Abelardo, o mais novo dos dois, é comedido, tímido. Tem obsessão pelo certo. É tão correto que se alguém lhe empresta um jornal, não relaxa se não devolver. Os dois moram com o pai, mas Abelardo passa boa parte do seu tempo fora de casa, ora estudando, ora trabalhando. E tem as horas em que ninguém, nem mesmo ele, sabe onde está. A mente lhe foge. Augusto é um amante dos prazeres da vida, não dá a mínima, está sempre pronto pra qualquer farra, não recusa nada. E, como o irmão, tem crises de ausência. Teixeira e seus filhos nunca se encontram em casa. Jamais fazem as refeições juntos. Na pia há um prato pra lavar de vez em quando, Teixeira sabe que só Augusto é tão folgado. Mas há dias em que não tem nenhum prato pra lavar...
Teixeira está chegando em casa. Está preocupado com os momentos de ausência que voltaram. Acorda sempre deitado em sua cama, de banho tomado, completamente desnorteado. E cansado como se tivesse corrido mil maratonas.No passado, procurou ajuda de psicólogos, psiquiatras, mas ninguém resolveu, achou melhor deixar esse assunto de lado. Mesmo porque foi bem na época que os gêmeos nasceram, a mãe sumiu deixando-o às voltas com duas crianças. A verdade é que tirou de letra, pensa orgulhoso, nem se lembra da infância dos garotos. Agora estão criados, 28 anos se passaram. Encontra o vizinho, seu Cândido, um velho bisbilhoteiro que conhece Teixeira há muitos anos.
—Como vai seu Cândido?
—Vai-se indo, vai-se indo.
— o senhor viu se o Augusto esteve aqui?
Seu Cândido balança a cabeça em sinal de negação, olha para Teixeira penalizado:
—Acho que você precisa de umas férias...O que tem a dizer desse bandido que anda matando mulheres?
—Vamos pegá-lo, seu Cândido, fique tranquilo. Teixeira detesta conversar sobre seu trabalho com terceiros.
Seu Cândido pensa enquanto observa a rua: cada doido, viu?
Entra na garagem, estaciona o carro, desce e se encaminha à porta.
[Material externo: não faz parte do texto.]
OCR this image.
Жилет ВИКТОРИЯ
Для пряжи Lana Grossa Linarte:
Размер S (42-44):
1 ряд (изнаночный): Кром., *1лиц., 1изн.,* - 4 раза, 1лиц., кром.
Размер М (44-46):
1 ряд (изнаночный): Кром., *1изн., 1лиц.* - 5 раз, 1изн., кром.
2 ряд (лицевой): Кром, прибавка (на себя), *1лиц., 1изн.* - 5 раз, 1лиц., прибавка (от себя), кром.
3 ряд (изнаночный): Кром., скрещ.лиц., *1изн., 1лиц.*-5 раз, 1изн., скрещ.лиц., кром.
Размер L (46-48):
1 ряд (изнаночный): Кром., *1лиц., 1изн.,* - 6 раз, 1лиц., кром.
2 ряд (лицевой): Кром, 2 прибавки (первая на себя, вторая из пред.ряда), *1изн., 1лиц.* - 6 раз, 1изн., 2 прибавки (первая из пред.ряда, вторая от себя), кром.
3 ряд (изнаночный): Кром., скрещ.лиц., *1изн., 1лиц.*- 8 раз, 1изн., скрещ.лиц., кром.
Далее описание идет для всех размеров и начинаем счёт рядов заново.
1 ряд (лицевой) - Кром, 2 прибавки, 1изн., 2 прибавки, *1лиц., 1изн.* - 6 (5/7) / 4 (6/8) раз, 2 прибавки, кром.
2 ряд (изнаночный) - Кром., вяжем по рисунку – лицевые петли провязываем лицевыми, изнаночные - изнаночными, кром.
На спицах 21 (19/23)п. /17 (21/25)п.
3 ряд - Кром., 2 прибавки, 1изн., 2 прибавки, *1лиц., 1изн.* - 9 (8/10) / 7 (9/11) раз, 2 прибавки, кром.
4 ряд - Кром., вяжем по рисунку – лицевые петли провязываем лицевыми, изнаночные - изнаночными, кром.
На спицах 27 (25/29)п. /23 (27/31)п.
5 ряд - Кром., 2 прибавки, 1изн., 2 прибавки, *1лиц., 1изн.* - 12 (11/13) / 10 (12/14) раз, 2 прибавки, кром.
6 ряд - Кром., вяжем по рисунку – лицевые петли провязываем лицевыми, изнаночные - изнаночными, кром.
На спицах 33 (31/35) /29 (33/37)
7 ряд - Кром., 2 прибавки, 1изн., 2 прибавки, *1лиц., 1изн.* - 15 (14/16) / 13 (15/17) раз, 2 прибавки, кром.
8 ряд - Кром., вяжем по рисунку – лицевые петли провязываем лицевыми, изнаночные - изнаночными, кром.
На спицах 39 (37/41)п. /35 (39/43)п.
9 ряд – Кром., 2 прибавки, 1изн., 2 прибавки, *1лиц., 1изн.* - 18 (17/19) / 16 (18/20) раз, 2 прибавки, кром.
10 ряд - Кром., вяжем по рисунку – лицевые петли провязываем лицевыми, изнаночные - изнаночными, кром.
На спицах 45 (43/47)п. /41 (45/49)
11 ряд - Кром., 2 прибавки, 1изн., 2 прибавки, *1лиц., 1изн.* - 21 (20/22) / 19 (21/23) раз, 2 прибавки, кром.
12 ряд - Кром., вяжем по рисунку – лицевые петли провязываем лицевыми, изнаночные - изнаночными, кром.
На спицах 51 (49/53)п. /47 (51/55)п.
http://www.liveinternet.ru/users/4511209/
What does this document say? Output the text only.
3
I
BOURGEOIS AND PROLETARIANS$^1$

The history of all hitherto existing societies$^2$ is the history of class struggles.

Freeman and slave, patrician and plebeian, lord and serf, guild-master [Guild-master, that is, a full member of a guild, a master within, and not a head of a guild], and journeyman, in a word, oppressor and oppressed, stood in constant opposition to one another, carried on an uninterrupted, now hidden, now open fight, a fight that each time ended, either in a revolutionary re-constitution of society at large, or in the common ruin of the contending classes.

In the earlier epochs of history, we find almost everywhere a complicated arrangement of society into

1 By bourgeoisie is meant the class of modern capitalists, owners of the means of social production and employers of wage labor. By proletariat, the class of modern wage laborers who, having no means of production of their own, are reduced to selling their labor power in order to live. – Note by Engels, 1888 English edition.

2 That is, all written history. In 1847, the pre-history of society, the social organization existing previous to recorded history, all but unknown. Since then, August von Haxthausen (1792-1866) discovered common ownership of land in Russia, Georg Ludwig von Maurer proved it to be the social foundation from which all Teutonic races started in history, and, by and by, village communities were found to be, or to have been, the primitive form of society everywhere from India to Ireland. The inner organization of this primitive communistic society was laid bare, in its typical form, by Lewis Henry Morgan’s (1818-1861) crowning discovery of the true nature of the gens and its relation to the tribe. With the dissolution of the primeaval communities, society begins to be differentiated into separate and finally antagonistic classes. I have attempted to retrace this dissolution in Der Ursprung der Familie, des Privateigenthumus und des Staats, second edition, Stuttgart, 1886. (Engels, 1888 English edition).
Procura a chave na mochila, maldição, essa chave brinca de esconder toda hora. Abre a porta, entra, joga a chave na mesinha de centro e a mochila no sofá. Vai direto à cozinha, e lá está o prato na pia. Augusto estivera em casa, seu Cândido nem viu. Abre a geladeira, pega um resto de mussarela e de presunto, faz um sanduiche e senta à mesa. O assassino sem rosto está dominando seus pensamentos. O nome fora dado ironicamente referindo-se ao fato de não ser conhecido e de tirar o rosto das vítimas. Dá uma sacudida na cabeça, levanta-se, segue para o banheiro onde pretende tomar um banho. Escuridão.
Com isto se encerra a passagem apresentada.